The key question is how the other two branches respond to this assertion of presidential power. The Congress is not in a strong position, as it has compromised its own legitimacy through its failure to either perform its most basic functions (such as passing appropriation bills) or solve ongoing problems (such as immigration). It would be unprecedented, however, for the Congress to sit idly by while the President takes the kind of full control of federal spending that is implied by an aggressive use of impoundments. Thus far, Republicans in Congress have allowed this challenge their spending power to stand, while Democrats are relatively powerless to do anything other than complain.

That brings us to the courts. As noted, the courts have historically not permitted policy-focused impoundments.

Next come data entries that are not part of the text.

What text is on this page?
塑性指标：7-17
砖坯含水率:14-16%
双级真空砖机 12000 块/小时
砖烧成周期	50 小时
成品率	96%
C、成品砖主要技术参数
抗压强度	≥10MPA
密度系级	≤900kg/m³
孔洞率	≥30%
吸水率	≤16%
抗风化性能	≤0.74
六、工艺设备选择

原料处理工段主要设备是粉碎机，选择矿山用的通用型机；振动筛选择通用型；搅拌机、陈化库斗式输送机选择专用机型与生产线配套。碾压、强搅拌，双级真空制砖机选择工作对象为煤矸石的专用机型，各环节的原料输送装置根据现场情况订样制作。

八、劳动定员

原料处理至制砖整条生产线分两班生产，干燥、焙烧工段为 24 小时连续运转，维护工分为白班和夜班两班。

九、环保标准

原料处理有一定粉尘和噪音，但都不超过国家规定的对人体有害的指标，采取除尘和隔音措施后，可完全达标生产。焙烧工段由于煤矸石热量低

There have been a number of lower court cases, but in Train Versus City of New York (a 1975 case) the Supreme Court ruled that President Nixon possessed no unilateral authority under the statute in question to impound funds. Again in 1997, when ruling the Line Item Veto Act (which was actually not a line item veto at all, but a stronger version of rescission authority) to be unconstitutional in the case of Clinton Versus City of New York the Supreme Court reiterated that the only way to legally cancel appropriated spending is through the same process (approval of both houses and the President) through which it was approved in the first place.

However, constitutionality is increasingly a fluid concept, and the fact that the Supreme Court found that Presidents did not have such authority in the past is not necessarily a predictor of what might happen now. Of course, the Congress could also acquiesce to the stated wishes of President Trump and repeal the Impoundment Control Act, but that would represent a kind of unilateral disarmament with respect to the power of the purse. The repeal of the ICA also does not, by itself, mean that impoundments would be legal, as the law did not make them illegal, but simply provided a fast-track mechanism for consideration of impoundments.

In the end, the checks and balances envisioned by the Constitution ultimately only work if these other two branches play their prescribed constitutional roles. There is no particular indication that the Republican Congress has any intention to challenge President Trump’s actions, even though they will be weakening themselves in the process (to be clear, Democrats also tended to defer to Presidents Obama and Biden, but not to the extent of giving away their authority over spending). And it is not clear how the Supreme Court would rule, as it may come down to their views on “unitary executive theory”, or simply whether the conservative justices may continue to support the actions of a conservative President. If these impoundment actions are allowed to stand by these other two branches, it may be short-sighted, as once power has been ceded to the executive, it may be difficult to get that power back, even in cases where the President is pursuing future policies that the Congress and the courts do not agree with. In that sense, we may be witnessing a “high noon” moment for the separation of powers.


Author: Philip Joyce is Professor of Public Policy in the University of Maryland’s School of Public Policy.  He is the author of The Congressional Budget Office:  Honest Numbers, Power, and Policymaking (Georgetown University Press, 2011), two other books, and more than 70 other publications focusing primarily on public budgeting and performance management. Professor Joyce is a Fellow of the National Academy of Public Administration, and received the Aaron Wildavsky Award for lifetime scholarship in public budgeting and finance in 2012.